The term “Persia” can be used as a synonym for Iran. It can also be used more specifically, however, to denote pre-Islamic Iran (see History of the Ancient Middle East). This latter definition is used throughout Essential Humanities.
The two great ages of Persian civilization were the First Persian Empire (aka Achaemenid Empire), which spanned ca. 550-330 BC, and the Second Persian Empire (aka Sassanid Empire), which spanned ca. 200-650. Prior to the Achaemenid Empire, Persian culture experienced its formative stage; between the two empires, Persian culture was temporarily suppressed (in favour of Greek culture). With the fall of the Sassanid Empire, Persia became part of the Islamic world; ever since, Persia has flourished as a branch of Islamic civilization (see Islamic Art).
Stylistically, Persian art can be described as a blend of native Persian traditions with Mesopotamian, Egyptian, and Greco-Roman art.3 This is only to be expected, given the relative youth of Persian civilization. (Historically, whenever a new culture has emerged, it has borrowed heavily from the culture of elder neighbours.)
Prior to the rise of the First Persian Empire, the dominant power of Southwest Asia was Mesopotamia. The cultural influence of the Mesopotamians radiated across the younger powers of Southwest Asia, including the Persians. Thus did Mesopotamian culture become the foundation of Persian culture.
Persian culture was further enriched by two additional major influences: Egypt and the classical West (Greece and Rome). Naturally, all foreign influences were interpreted in a uniquely Persian way, and fused with indigenous Persian traditions.
Relatively little Persian art has weathered the millennia. Surviving architecture consists mainly of ruined palaces and rock-cut tombs. Persian sculpture survives mainly in the form of column capitals, wall reliefs, and metalwork; Persian painting, however, has not weathered the centuries.
The richest collection of Achaemenid ruins is found at Persepolis, Iran (a capital of the First Persian Empire). The greatest structure is the Apadana, an audience hall.H59 (The Apadana, built in the same style as a Persian palace, is sometimes called a palace even though it did not serve as a royal residence; in this broad sense, “palace” denotes any great official building.)
The most distinctive feature of Persian architecture is the column. Though modelled after Greek columns, Persian columns are thinner, heightening their sense of verticality. The Persians also developed a unique style of column capital, in which the forward portion of an animal emerges from either side; this design may be termed the Persian animal capital.D34
While architecture of the Achaemenid Empire features post-and-beam (column-supported) construction, the Sassanid Empire preferred arched (arch-supported) construction, which was adopted from the Romans.
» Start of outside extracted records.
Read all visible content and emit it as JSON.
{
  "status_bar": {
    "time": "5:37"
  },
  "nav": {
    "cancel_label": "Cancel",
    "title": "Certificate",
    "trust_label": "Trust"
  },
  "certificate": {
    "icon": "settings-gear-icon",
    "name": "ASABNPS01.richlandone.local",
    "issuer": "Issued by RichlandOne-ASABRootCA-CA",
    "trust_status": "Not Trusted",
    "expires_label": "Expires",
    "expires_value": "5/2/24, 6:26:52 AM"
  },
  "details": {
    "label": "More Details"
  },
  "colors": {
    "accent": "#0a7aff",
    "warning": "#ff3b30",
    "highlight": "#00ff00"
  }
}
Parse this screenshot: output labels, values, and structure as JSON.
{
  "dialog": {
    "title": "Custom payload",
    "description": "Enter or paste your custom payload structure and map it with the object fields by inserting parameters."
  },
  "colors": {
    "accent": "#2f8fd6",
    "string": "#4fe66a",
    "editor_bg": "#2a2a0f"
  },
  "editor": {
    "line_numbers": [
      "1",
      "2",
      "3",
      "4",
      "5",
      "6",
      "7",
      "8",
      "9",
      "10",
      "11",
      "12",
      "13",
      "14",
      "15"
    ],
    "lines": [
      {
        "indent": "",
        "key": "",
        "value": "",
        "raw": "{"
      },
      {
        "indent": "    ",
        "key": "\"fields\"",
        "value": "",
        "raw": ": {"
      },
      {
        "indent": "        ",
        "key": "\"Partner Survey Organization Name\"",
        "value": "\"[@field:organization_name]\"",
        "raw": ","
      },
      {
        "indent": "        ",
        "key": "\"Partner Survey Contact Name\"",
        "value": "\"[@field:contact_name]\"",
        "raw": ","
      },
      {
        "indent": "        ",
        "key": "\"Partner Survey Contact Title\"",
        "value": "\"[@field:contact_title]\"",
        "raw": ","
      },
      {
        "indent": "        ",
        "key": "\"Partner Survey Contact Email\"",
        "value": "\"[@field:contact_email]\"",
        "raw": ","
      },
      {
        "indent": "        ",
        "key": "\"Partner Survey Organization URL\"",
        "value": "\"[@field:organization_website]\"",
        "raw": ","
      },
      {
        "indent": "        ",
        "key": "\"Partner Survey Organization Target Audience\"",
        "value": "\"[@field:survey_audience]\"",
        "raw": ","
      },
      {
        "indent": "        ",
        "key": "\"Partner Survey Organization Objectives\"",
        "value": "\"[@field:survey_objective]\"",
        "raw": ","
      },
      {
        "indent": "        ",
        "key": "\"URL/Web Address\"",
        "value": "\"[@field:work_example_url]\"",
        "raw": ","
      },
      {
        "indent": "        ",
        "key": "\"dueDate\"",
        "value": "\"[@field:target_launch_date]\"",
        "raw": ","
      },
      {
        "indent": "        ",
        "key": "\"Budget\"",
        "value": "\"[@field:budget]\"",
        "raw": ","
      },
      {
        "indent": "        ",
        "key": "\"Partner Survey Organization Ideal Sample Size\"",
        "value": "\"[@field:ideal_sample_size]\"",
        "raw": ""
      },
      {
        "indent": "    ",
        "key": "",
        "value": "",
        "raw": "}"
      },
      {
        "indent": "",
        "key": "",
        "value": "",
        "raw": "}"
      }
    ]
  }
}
The most famous Sassanid ruin is the palace at Ctesiphon, Iraq (capital of the Second Persian Empire). Roman influence is evident in wall compositions of engaged columns and blind arches.5
Along with animal capitals, large-scale Persian sculpture has survived mainly in the form of reliefs, upon the walls of palaces and the faces of cliffs. Some are quite stylized with a strong Mesopotamian flavour, while others feature the striking realism of classical Europe.H60 Indeed, these two contrasting aestheticsare found in all forms of Persian sculpture.
In addition to monumental sculpture (of which relatively little survives), the Persians are also responsible for a magnificent body of metalwork. Common forms include statuettes, rhytons, and jewellery. (A rhyton is a vessel which could serve as either a goblet or a pitcher.)